But, it was not worn by Neil Armstrong, the first man on the moon. He left his Speedmaster in the LEM as a backup after the onboard mission timer failed. Buzz Aldrin, the 2nd man on the moon, wore the first watch. That Omega Speedmaster would later disappear while being shipped to the Smithsonian.

As for the disputed "only" claim you can thank Apollo XV astronaut David Scott. The crystal of his Speedmaster popped off and he wore a backup Waltham branded swiss made chronograph that was unauthorized. Omega considers this a "stowaway" situation and disputes the Waltham claim, personally I would be more concerned about losing the crystal.

The Speedmaster Professional was given the Snoopy Award by NASA following Apollo 13 for it's critical role during the manual burn that brought the stricken spacecraft home. Not surprisingly there's a bit of controversy with this as well. There are pictures of Jack Swigert wearing both a Speedy and a Rolex GMT. Who's to say which watch he used when. Jack passed away in December 1982 so we will never know.

No matter how you look at it, the Omega Speedmaster Professional is one of the Top 10 watches of all time. It's also the first watch worn on the moon and flight-qualified by NASA for all manned space missions from the Moon to Mars.


an Donalbane said...

My old boss wore a vintage Omega - not like the astronauts or pilots, but a very thin, round, understated timepiece. Probably dated from the late '50s or early '60s. I always thought it was a pretty classy watch.

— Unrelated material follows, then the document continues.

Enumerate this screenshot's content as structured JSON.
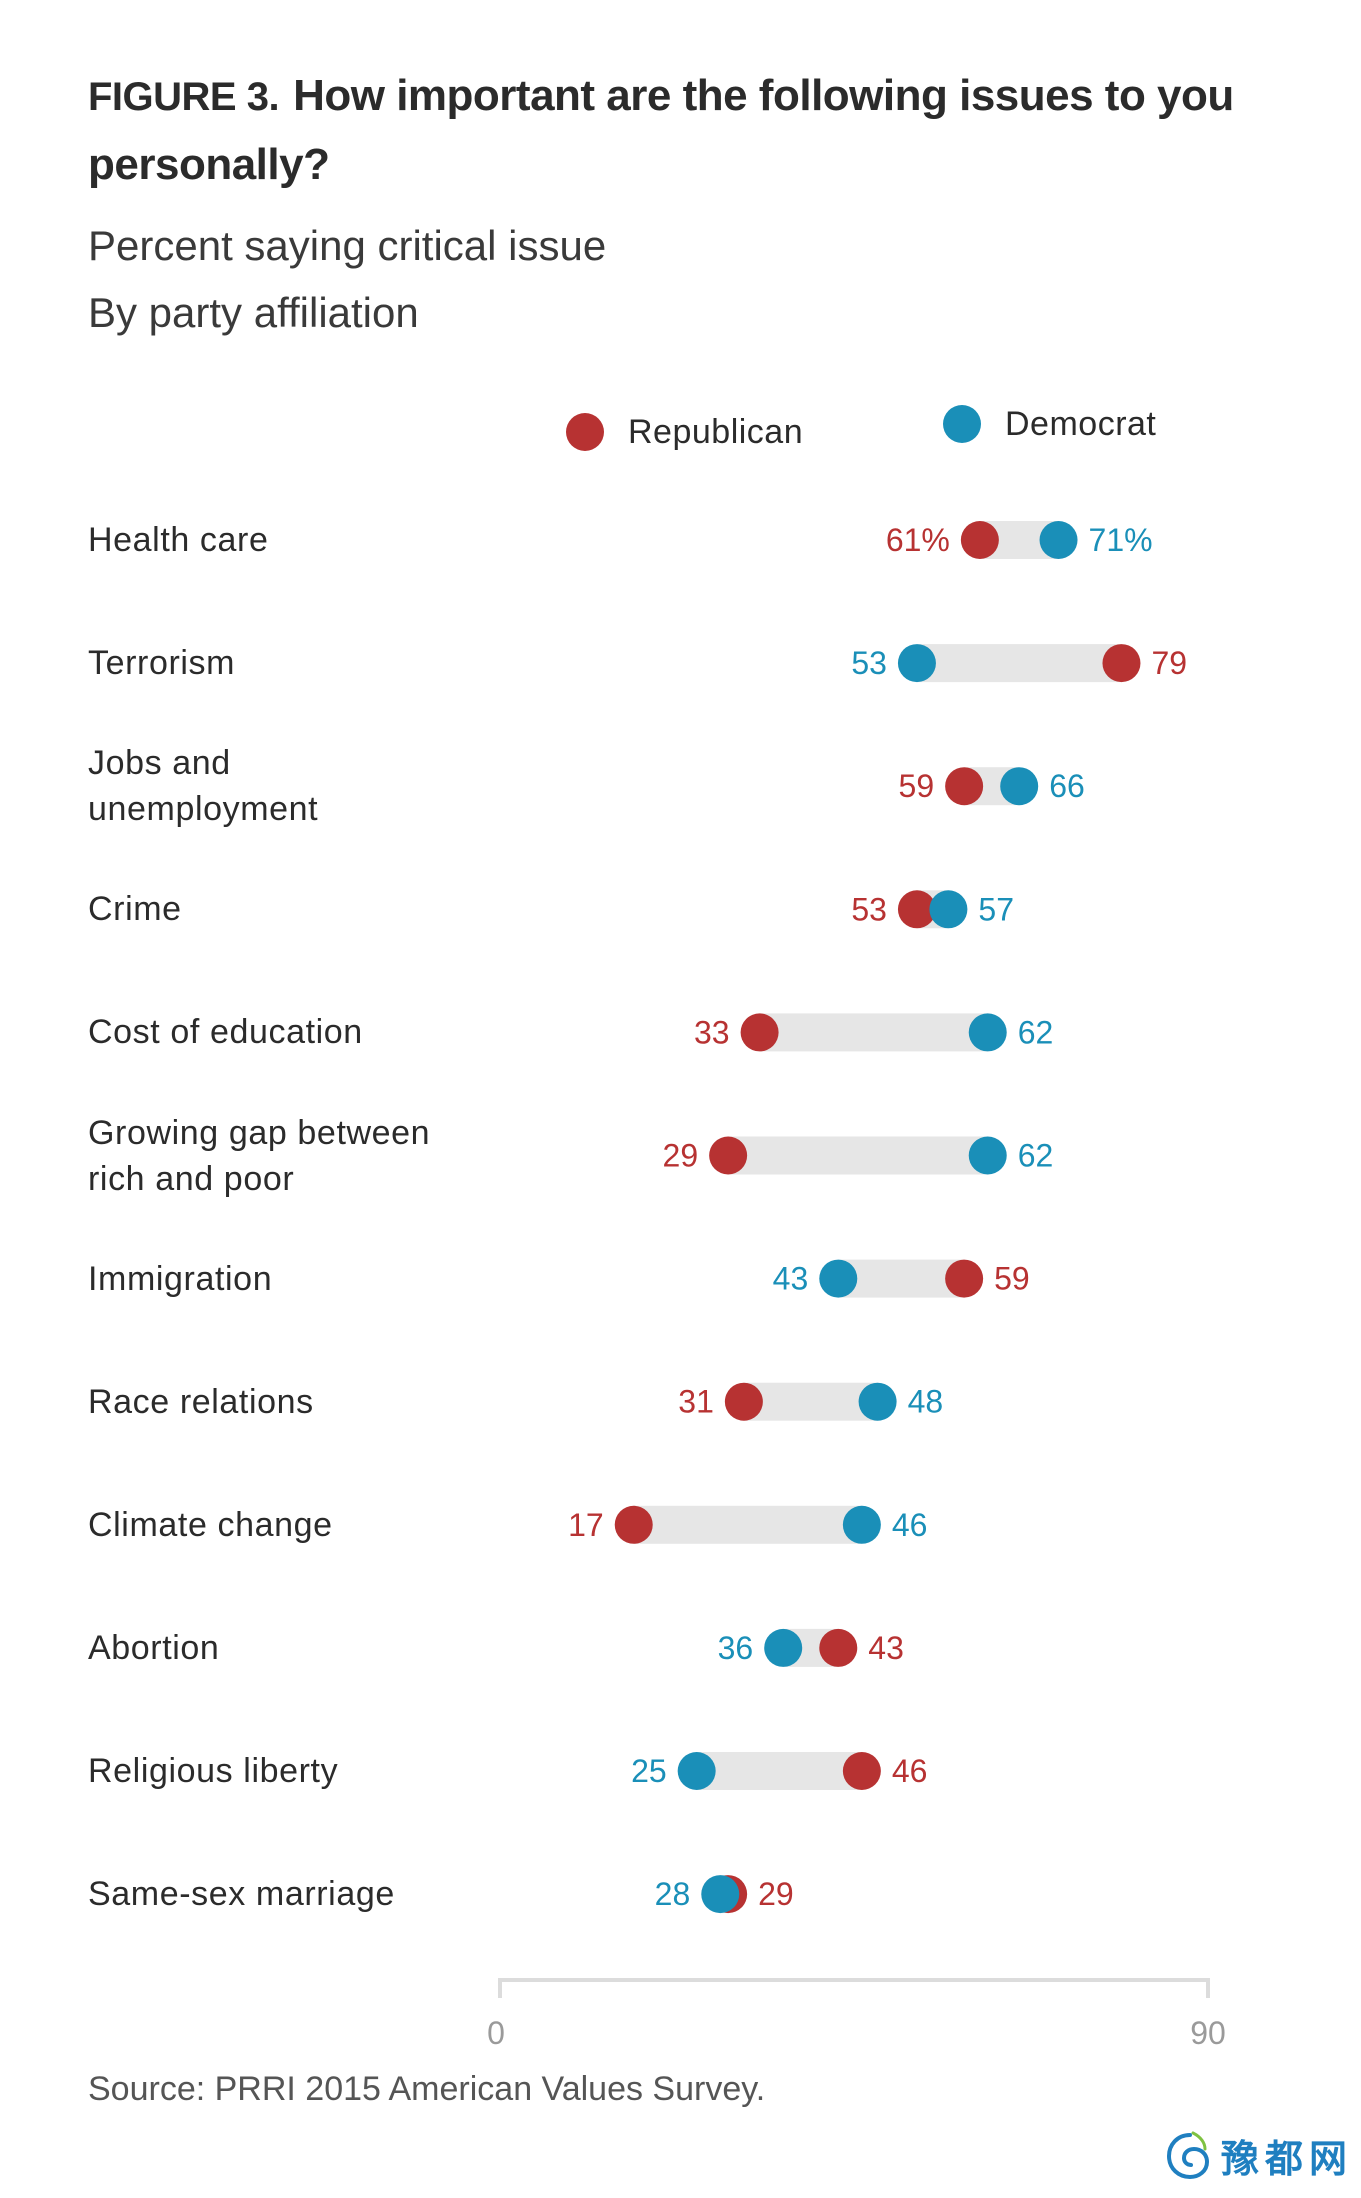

One of my favorite watches was an early Fossil from Sanger-Harris, about the thickness of 2 half-dollars. Unfortunately, its lifespan was only 3-4 years,

For most of my adult life, I've worn a Seiko two-tone, round dial. My current watch is not Seiko, but has the same form factor (with a Rolex-style prism over the date). I like the Breitling, but would probably never buy one - even if I could afford it - as thick watches, on me, always snag on stuff.

So, if I'm wearing a large watch, it's probably John Cameron Swayze-approved.

RPM said...

The most expensive watch I have is a Seiko 5 Sport. It's my everyday watch. I have an Invicta 6620 chronograph and a Swiss Precimax Deep Blue Pro II chronograph. The last two combined are worth less than the Seiko, but they're nice bling until someone gets a close look or asks you what kind it is.

I want something of substance and you can't deny the pedigree. It's coughing up the cash to pay for it that's a problem.

el chupacabra said...

I have always wanted one. A sweet watch- it would be around long after you're gone.

Where would you buy it?

I have had the old, classic looking gold Seiko (whatever model it is) for omigosh- 25-30 years!?

I bumped into a friendly acquaintance at a jewelry store. We later got together and spent a a year with each other. She remembered me looking at that watch and bought it for me for Xmas.